Yesterday’s Canadian inflation print left markets unimpressed, doing very little to shift odds on a rate hike at next week’s Bank of Canada meeting – or raise the likelihood of moves farther out. Headline consumer prices climbed 6.3 percent in December from a year prior, and an average of the Bank’s preferred core measures fell to 5.15 percent, suggesting that pressures are gradually ebbing. With two-year US Treasuries yielding almost 65 basis points more than their Canadian equivalents, it is clear that markets expect the Federal Reserve to hike rates farther, and to then cut them by less than the Bank of Canada over the next two years.

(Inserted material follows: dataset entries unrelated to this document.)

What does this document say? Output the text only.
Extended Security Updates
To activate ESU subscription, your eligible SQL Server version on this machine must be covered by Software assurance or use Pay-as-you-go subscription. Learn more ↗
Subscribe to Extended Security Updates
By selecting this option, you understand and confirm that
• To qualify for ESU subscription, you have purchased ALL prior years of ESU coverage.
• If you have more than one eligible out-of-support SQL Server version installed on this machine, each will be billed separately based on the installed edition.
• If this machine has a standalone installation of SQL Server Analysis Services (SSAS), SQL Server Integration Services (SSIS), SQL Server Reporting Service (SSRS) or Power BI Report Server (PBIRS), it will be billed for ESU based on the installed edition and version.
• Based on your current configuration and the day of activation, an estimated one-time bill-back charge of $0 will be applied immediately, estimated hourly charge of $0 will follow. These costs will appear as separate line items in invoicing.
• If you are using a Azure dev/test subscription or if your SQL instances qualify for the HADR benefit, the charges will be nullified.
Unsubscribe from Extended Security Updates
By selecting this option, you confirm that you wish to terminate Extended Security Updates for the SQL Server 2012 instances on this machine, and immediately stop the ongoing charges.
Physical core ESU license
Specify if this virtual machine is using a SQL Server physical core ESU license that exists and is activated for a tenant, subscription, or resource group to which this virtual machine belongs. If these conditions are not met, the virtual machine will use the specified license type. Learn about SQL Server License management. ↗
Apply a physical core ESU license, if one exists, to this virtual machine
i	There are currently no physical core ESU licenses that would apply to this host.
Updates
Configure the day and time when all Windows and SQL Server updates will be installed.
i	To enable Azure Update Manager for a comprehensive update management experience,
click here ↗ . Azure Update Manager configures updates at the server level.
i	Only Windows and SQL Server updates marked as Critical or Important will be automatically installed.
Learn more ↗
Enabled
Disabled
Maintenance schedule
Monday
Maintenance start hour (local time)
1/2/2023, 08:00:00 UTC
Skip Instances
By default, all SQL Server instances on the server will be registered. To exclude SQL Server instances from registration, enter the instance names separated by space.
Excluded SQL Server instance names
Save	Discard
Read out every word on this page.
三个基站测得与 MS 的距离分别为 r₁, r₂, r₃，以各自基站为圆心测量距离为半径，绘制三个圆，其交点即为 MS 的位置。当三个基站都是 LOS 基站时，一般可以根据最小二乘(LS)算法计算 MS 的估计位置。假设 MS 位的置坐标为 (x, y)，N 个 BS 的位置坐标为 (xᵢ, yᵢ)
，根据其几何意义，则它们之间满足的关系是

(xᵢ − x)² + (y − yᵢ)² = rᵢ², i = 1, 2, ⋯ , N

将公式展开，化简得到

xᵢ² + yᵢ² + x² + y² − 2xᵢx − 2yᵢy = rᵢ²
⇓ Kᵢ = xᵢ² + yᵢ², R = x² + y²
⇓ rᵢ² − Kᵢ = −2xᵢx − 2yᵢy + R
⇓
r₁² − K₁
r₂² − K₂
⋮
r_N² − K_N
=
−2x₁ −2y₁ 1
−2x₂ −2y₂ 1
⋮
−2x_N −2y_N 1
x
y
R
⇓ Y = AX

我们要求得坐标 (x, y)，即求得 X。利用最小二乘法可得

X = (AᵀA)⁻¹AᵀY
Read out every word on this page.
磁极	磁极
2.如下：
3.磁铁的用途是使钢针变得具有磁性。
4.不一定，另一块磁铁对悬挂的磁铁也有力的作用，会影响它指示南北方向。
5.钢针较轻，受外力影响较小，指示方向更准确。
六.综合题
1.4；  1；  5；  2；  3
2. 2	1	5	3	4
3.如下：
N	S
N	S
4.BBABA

Economists think US retail sales fell -0.9 percent in December, accelerating from November’s -0.3 percent month-over-month decline as gasoline prices fell. So-called “control group” receipts—which exclude auto dealers, gas stations, building materials, and office supplies—are seen slipping more modestly, down -0.3 percent.
Markets are looking for a -0.1-percent fall in producer prices and industrial production for December, with data set for release at 8:30 and 9:15, respectively. Business inventories – out at 10 am – are expected to rise 0.4 percent in November.
Federal Reserve speakers include Atlanta’s Bostic, Philadelphia’s Harker, Kansas City’s George, and Dallas’ Logan.